Previous reports showed that smoking caused endothelial sclerosis and a worse bladder function. Recent studies showed that phosphodiesterase type 5 (PDE-5) inhibitor improved endothelial sclerosis38. Tadalafil ,a PDE-5 inhibitor, inhibits PDE-5 which is distributed in the vascular endothelium and smooth muscles of the bladder, and also increases the concentration of cyclic guanosine monophosphate produced in the response to the level of nitric oxide in tissue39. Based on these mechanisms, the blood flow and oxygen supply increased in the tissue and resulted in the improvement of the blood flow of the lower urinary tract39. Gacci et al. reported a meta-analysis on the use of PDE-5 inhibitors in the management of LUTS due to BPH and revealed that PDE-5 inhibitors were especially beneficial in younger age patients40. According to these results, for relatively young LUTS patients, endothelial sclerosis had a greater impact on LUTS in comparison to elderly patients with a high prevalence of BPH or other age-related factors. PDE-5 inhibitor treatment might be beneficial for young current- or ex-smokers with LUTS.

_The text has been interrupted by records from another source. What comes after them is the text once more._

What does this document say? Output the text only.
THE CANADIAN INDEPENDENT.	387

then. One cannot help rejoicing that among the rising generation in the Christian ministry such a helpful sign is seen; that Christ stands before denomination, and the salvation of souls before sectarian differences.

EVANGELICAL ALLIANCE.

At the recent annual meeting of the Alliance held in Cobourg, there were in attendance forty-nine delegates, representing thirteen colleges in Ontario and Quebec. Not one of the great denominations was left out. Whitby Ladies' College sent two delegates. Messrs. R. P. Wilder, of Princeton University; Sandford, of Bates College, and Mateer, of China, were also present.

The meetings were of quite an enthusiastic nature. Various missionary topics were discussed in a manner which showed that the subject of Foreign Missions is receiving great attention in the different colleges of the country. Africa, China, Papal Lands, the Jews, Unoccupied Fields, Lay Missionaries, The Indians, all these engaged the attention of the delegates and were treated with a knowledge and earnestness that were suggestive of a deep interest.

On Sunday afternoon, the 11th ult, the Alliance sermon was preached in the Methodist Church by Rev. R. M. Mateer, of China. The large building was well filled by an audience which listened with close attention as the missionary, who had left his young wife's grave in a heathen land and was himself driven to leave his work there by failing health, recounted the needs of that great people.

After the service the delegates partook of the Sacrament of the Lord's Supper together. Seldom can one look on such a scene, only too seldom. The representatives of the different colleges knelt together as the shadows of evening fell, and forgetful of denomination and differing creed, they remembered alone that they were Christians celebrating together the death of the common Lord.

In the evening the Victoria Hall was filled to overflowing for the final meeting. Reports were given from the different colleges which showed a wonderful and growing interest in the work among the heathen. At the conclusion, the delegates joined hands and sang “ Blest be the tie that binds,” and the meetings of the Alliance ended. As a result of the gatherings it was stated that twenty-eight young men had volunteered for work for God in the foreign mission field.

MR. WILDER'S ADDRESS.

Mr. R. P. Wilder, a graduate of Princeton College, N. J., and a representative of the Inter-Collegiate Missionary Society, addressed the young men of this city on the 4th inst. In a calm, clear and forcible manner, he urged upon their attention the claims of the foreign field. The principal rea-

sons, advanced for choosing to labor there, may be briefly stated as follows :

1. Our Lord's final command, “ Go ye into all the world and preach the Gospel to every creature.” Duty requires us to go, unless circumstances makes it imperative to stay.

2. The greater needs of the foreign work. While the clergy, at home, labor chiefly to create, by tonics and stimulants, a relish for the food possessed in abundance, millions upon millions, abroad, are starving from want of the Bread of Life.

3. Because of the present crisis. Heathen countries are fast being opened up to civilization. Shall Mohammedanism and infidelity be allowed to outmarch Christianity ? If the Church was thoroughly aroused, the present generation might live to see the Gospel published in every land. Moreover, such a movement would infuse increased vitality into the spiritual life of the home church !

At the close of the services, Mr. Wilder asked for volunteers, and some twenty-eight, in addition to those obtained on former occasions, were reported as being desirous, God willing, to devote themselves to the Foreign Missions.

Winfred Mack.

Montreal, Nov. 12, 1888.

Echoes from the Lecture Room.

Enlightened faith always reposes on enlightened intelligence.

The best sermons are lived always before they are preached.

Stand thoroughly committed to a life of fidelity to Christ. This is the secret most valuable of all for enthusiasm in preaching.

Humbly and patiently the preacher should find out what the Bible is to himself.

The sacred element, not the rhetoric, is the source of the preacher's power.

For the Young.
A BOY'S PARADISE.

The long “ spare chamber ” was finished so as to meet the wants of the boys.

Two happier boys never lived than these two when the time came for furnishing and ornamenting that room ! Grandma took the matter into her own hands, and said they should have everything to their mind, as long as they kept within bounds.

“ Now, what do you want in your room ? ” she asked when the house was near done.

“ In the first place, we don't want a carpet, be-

The present study was associated with several limitations. First, the survey lacked detailed health information, such as complicating diseases and medication use. A certain number of individuals who showed high symptom scores would have been receiving medication for LUTS. Like other cross-sectional cohort studies, the present study could not obtain other risk factors for LUTS. Second, we could not reveal the mechanism underlying the impact of smoking habits on LUTS. In current- and ex-smokers, almost all of the questionnaire scores were higher and the prevalence of almost every types of LUTS were higher in comparison to non-smokers. The prevalence of SUI and MUS was higher among current-smokers than among ex-smokers. However, the prevalence rates of other LUTS in ex-smokers were higher or almost the same as those in current-smokers. Though detailed mechanisms how smoking affects LUTS have not been established, the possible mechanisms through which smoking affects LUTS include arteriosclerosis or impaired endothelial vascular dilation. Although this study did not show that the influence came from arteriosclerosis, the results of the differences in symptoms according to smoking habits support the hypothesis that smoking might cause arteriosclerosis in the bladder and seems to result in urinary symptoms. These phenomena were highly observed in young cases because the other risk factors were low at young age. The third limitation is a selection bias. This study used a web-based internet survey, which was completed using a smart phone, tablet or PC. The EPIC study in 2005 used computer-assisted telephone interviews and the EpiLUTS study in 2006–2008 used an Internet survey after an e-mail invitation2,19. In comparison to other studies, due to the widespread of Internet access during these 15 years, more people were familiar with web-based surveys. In the EPIC study, only 19,154 of 58,139 respondents (33.9%) agreed to complete the LUTS questionnaire; thus, the authors suggested that the bias was a limitation of their study. In the current study 9042 of 10,000 (90.4%) respondents agreed to complete the additional LUTS survey after an initial check of their smoking status. This high acceptance rate was come from the participants who were registered as monitoring panel of research company.

In conclusion, this was the first large cross-sectional population-based study to reveal the impact of cigarette smoking on male LUTS. Current- and ex-smokers showed a higher prevalence of male LUTS. This phenomenon was more pronounced in the young age group (20–29).